Difficult isn't it? But it happens most of the time.
Being married now for almost 36 years I have realized that it's best to shelve the idea for sometime.
By then, you see others facing the same situation. So either you know that the idea is wrong or your spouse! Or sometimes one of you decides to give the other a chance!
Take it immediately if you are right.
I am facing such a situation right now. It's about giving return gifts to guests coming for our son's wedding in December. My husband feels we should give cash. I strongly feel that guests will appreciate gifts even if small. But this is also true that we are going to fly to Bangalore, the venue decided for marriage.
This debate helped me to find more about the luggage allowed. It seems there is a facility where we can carry extra luggage on payment.
In the meantime I am noticing that my husband's strong stand is slowly melting which is a good sign.
Finally, this is what marriage is!
Rarely is anything truly "equally important" to both people.
More often than not "ego" and their past history play a part.
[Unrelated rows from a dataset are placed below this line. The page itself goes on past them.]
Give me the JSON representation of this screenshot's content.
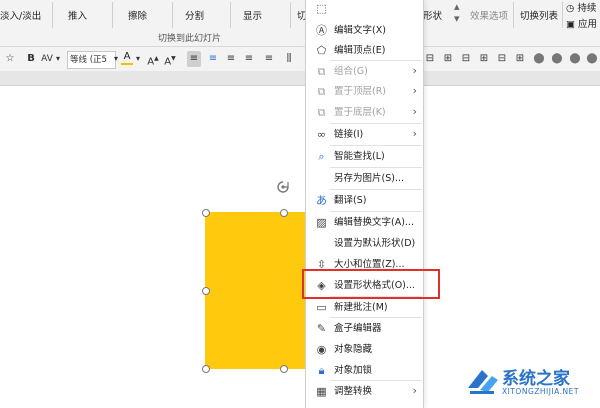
{
  "ribbon": {
    "items": [
      {
        "label": "淡入/淡出"
      },
      {
        "label": "推入"
      },
      {
        "label": "擦除"
      },
      {
        "label": "分割"
      },
      {
        "label": "显示"
      },
      {
        "label": "切"
      }
    ],
    "right_item_partial": "形状",
    "effect_options": "效果选项",
    "switch_list": "切换列表",
    "persist": "持续",
    "apply": "应用",
    "group_label": "切换到此幻灯片"
  },
  "format": {
    "bold": "B",
    "spacing": "AV",
    "font": "等线 (正5",
    "font_color": "A",
    "grow": "A",
    "shrink": "A"
  },
  "context_menu": {
    "items": [
      {
        "label": "",
        "icon": "format-a-icon"
      },
      {
        "label": "编辑文字(X)",
        "icon": "edit-text-icon"
      },
      {
        "label": "编辑顶点(E)",
        "icon": "edit-points-icon"
      },
      {
        "label": "组合(G)",
        "icon": "group-icon",
        "disabled": true,
        "submenu": true
      },
      {
        "label": "置于顶层(R)",
        "icon": "bring-front-icon",
        "disabled": true,
        "submenu": true
      },
      {
        "label": "置于底层(K)",
        "icon": "send-back-icon",
        "disabled": true,
        "submenu": true
      },
      {
        "label": "链接(I)",
        "icon": "link-icon",
        "submenu": true
      },
      {
        "label": "智能查找(L)",
        "icon": "smart-lookup-icon"
      },
      {
        "label": "另存为图片(S)...",
        "icon": ""
      },
      {
        "label": "翻译(S)",
        "icon": "translate-icon"
      },
      {
        "label": "编辑替换文字(A)...",
        "icon": "alt-text-icon"
      },
      {
        "label": "设置为默认形状(D)",
        "icon": ""
      },
      {
        "label": "大小和位置(Z)...",
        "icon": "size-position-icon"
      },
      {
        "label": "设置形状格式(O)...",
        "icon": "format-shape-icon"
      },
      {
        "label": "新建批注(M)",
        "icon": "new-comment-icon"
      },
      {
        "label": "盒子编辑器",
        "icon": "box-editor-icon"
      },
      {
        "label": "对象隐藏",
        "icon": "hide-object-icon"
      },
      {
        "label": "对象加锁",
        "icon": "lock-object-icon"
      },
      {
        "label": "调整转换",
        "icon": "adjust-convert-icon",
        "submenu": true
      }
    ]
  },
  "watermark": {
    "name": "系统之家",
    "url": "XITONGZHIJIA.NET"
  },
  "colors": {
    "shape_fill": "#ffc90e",
    "highlight": "#e0302a",
    "watermark_blue": "#2a73c9"
  }
}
The first thing the couple has to decide is whether or not this is a "deal breaker" for the relationship or something worth getting divorced
One example might be he wants children now and she's climbing the corporate ladder with no desire to take a time out. Maybe it's over.
He wants to spend Thanksgiving with his family and she wants to spend it with hers. Is it worth going through World War III? Not likely.
In the beginning of (new relationships) we make the other person's happiness a top priority. Rarely does either person utter the word "no". We're always looking for a compromise or "win-win" scenario.
However when some couples go from a "Us & We" mentality to "You & Me" they tend to stake out battle lines, keep track of old wounds, and become invested in ("winning" against their mate) instead of "winning as a couple".
There are only two ways to experience joy and peace of mind in relationships: We either get what we want or we learn to be happy with what we have. Accept them (as is) or move on.
If it's a "deal breaker" - get out.
If it's not a deal breaker - learn to live without.
"Never love anyone who treats you like you're ordinary."
- Oscar Wilde
If you're with someone who is inconsiderate and always has to have things "their way" it means they don't think you're all that special.
Compromise is a sign someone sees the forest and not just a tree.